[clug-progsig] PHP operator

[Shawn]

On Tuesday 07 March 2006 23:50, Nick Wiltshire wrote:
> It appears you are right. I found this paragraph:
>
>  Note that the assignment copies the original variable to the new one
> (assignment by value), so changes to one will not affect the other. This
> may also have relevance if you need to copy something like a large array
> inside a tight loop. Since PHP 4, assignment by reference has been
> supported, using the $var = &$othervar; syntax, but this is not possible in
> PHP 3. 'Assignment by reference' means that both variables end up pointing
> at the same data, and nothing is copied anywhere.
>
> So does that mean these are equivalent?
>
> function MyFunction(&$x) { /*do something*/ }
> $x = new MyClass();
> MyFunction($x);
> --------------------------
> function MyFunction($x) { /*do something*/ }
> $x =& new MyClass();
> MyFunction($x);
>
> The difference being when the reference is created?
>
> Nick

In the first function, you are declaring the parameter to be a "by reference" 
parameter - i.e. the variable $x points to a memory location rather than 
containting a value.  

In the second function you are saying that the variable $x points to the 
memory location for the instance of MyClass() being created.
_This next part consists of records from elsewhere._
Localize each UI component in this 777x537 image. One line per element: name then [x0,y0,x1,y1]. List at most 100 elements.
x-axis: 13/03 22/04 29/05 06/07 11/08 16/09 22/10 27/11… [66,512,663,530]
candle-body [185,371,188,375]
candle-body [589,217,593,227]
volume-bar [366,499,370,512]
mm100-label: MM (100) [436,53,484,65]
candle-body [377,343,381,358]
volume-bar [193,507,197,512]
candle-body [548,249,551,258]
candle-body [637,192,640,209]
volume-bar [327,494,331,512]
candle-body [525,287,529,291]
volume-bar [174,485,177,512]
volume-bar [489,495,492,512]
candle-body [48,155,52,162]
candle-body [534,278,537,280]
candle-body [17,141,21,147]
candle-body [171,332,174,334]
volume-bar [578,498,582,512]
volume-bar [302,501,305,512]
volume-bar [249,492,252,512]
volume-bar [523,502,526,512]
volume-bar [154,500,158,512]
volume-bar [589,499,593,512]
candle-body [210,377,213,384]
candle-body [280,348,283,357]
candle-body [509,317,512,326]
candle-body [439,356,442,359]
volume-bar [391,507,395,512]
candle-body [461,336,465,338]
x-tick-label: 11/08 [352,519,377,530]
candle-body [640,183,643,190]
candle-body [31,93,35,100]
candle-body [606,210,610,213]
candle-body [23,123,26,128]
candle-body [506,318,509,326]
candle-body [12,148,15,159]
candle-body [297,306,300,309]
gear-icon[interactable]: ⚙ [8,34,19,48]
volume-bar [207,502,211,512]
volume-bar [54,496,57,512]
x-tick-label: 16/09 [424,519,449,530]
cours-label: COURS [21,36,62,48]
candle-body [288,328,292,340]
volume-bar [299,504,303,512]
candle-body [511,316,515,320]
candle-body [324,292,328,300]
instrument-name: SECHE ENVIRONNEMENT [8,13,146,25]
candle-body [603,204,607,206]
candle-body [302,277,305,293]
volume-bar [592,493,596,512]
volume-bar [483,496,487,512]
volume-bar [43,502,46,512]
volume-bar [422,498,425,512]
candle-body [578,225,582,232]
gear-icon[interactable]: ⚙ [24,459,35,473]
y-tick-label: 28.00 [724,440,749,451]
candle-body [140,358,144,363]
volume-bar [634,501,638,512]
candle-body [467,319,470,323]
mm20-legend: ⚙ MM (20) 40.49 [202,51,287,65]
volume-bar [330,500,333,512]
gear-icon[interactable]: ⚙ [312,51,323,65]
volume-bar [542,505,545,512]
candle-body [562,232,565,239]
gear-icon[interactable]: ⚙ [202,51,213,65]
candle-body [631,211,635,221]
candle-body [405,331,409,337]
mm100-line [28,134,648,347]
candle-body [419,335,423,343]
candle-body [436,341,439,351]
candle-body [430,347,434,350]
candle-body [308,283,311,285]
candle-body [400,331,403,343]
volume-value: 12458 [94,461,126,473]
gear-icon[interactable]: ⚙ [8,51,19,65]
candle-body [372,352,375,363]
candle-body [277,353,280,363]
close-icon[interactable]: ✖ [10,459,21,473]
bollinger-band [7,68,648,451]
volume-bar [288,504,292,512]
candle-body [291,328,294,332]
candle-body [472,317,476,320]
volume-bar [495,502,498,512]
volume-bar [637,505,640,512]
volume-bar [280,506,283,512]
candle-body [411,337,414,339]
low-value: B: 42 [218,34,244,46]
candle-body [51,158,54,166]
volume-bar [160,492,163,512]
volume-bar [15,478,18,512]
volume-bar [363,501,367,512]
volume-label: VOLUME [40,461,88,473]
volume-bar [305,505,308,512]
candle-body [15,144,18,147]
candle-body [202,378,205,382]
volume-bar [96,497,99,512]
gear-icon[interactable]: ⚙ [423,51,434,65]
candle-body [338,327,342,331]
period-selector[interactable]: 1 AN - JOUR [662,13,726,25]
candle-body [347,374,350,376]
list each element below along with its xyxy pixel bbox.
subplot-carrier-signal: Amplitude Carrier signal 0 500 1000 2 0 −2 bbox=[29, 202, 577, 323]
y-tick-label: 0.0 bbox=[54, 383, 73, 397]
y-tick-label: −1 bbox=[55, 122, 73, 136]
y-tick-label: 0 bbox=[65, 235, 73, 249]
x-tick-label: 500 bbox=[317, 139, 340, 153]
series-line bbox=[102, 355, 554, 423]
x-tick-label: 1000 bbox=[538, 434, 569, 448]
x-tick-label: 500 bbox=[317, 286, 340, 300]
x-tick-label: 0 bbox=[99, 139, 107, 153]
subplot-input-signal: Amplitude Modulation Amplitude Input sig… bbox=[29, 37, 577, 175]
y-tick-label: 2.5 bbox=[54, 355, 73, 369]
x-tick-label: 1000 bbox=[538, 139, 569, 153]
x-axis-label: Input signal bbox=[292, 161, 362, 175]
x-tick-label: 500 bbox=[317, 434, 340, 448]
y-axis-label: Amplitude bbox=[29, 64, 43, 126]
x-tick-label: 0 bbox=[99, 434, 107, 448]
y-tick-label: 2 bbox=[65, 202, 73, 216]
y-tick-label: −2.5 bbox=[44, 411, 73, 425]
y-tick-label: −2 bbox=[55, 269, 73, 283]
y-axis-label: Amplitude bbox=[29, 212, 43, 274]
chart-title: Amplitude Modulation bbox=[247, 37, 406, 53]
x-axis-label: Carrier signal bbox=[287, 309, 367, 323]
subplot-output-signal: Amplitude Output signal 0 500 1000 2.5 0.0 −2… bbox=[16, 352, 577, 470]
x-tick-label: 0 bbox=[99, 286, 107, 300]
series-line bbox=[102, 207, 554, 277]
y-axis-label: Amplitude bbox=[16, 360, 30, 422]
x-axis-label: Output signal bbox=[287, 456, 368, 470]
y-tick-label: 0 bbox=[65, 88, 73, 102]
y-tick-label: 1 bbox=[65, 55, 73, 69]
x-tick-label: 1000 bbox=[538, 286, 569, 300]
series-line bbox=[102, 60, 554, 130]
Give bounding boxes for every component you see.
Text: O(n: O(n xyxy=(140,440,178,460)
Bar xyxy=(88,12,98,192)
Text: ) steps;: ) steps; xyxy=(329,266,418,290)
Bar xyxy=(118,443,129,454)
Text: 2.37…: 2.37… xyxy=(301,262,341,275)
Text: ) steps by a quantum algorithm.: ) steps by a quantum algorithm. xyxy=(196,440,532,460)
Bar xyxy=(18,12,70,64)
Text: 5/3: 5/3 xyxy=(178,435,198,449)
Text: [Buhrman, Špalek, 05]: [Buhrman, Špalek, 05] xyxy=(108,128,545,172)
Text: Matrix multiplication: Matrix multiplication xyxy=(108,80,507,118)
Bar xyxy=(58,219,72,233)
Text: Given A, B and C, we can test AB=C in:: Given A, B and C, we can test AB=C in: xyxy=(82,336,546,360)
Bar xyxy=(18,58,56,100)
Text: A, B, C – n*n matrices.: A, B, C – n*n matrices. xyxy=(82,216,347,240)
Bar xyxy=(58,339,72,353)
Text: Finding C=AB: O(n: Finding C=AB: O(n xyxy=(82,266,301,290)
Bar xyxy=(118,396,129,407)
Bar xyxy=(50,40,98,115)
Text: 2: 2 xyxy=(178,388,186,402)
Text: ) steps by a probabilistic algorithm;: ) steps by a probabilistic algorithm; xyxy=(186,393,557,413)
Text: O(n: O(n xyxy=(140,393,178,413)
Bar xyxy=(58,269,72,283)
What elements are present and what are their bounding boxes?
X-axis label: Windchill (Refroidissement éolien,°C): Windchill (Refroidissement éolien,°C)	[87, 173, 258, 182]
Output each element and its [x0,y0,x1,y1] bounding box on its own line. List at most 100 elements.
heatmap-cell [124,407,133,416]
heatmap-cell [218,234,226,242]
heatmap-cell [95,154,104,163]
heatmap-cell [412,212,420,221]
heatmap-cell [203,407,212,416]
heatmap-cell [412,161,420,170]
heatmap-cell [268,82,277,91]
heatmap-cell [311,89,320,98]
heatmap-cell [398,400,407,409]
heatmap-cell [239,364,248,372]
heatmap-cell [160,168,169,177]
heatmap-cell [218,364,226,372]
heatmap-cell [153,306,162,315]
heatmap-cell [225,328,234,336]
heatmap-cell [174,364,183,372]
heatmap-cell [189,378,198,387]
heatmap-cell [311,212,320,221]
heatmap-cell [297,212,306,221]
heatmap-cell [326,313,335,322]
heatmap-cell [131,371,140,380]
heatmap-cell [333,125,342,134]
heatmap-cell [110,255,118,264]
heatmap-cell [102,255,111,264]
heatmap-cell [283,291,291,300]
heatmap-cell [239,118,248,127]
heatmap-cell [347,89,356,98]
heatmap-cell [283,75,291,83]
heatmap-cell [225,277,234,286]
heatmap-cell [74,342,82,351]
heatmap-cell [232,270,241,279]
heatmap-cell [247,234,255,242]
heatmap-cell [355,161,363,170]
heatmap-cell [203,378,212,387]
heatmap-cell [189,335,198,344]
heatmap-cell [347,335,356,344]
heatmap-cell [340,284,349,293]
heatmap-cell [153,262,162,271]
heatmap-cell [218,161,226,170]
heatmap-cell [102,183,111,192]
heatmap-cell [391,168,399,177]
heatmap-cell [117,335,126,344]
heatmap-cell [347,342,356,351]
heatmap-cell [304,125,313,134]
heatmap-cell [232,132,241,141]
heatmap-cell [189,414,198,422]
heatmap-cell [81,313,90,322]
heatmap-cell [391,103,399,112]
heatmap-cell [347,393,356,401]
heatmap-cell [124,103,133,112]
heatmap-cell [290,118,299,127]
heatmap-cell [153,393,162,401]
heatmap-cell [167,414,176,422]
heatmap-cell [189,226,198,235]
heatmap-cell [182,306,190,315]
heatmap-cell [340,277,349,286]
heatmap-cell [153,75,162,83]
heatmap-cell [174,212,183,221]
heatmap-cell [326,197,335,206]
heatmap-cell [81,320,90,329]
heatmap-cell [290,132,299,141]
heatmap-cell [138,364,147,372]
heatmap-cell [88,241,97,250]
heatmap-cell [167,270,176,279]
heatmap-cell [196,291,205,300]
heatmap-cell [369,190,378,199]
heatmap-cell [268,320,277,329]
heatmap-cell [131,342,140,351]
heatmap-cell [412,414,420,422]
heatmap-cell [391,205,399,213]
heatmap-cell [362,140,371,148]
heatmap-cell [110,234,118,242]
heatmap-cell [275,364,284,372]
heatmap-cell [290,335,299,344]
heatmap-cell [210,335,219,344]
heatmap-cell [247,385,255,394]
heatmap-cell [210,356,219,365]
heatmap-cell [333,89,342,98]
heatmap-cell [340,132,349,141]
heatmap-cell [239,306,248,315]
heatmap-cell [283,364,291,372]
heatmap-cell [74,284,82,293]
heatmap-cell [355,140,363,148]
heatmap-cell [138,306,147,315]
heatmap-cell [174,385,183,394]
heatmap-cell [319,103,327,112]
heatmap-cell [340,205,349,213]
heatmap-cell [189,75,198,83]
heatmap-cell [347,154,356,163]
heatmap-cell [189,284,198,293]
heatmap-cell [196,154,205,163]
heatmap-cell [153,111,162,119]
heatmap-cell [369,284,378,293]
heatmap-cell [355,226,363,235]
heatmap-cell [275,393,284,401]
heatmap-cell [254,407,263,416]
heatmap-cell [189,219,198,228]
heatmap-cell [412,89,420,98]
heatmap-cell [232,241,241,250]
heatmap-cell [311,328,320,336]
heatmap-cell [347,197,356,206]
If we stopped there, then they are different.  But the final line in both 
examples is saying to pass $x to MyFunction().  The parameter within the 
function would be a pointer to a memory location - in both cases.  So you 
could think of them as the same, but I think there's a slight gotcha there.  
In the second case, I believe you would end up with a copy of the pointer 
getting passed.  So you would have two variables - $x outside the function 
and $x inside the function - that both pointed to the same place in memory, 
but the inside version would be treated as a copy of a reference - if that 
makes sense.  Unless you are doing something really twisted, I don't think 
the difference would matter any.


er, now that I take another look (it IS getting late, please bear with me.. 
LOL)....  I think the first example would not do what you expect.  The logic 
would go like this:
- create a new instance of the MyClass() object
- the value returned by creating the instance (which is typically a memory 
addres for complex variables), is assigned to the variable $x
- Then you call MyFunction which will take the address of a variable as a 
parameter.
- So, you would end up passing the address of $x - not necessarily the object 
instance.  It depends on how PHP stores references.  If the address of the 
object is stored as the value of $x, then you'd have a problem.  But if $x is 
simply treated like an alias to a memory location, then things would work 
properly.

I'm sure I'm making this tougher than it really is, but it has been a long day 
and I'm not really thinking toooooo clearly right now.  But this would be 
REAL easy to test/prove - write the code, and dump the address of the $x 
variable at every step.  

Anyways, hope this doesn't confuse you toooooo much...

Shawn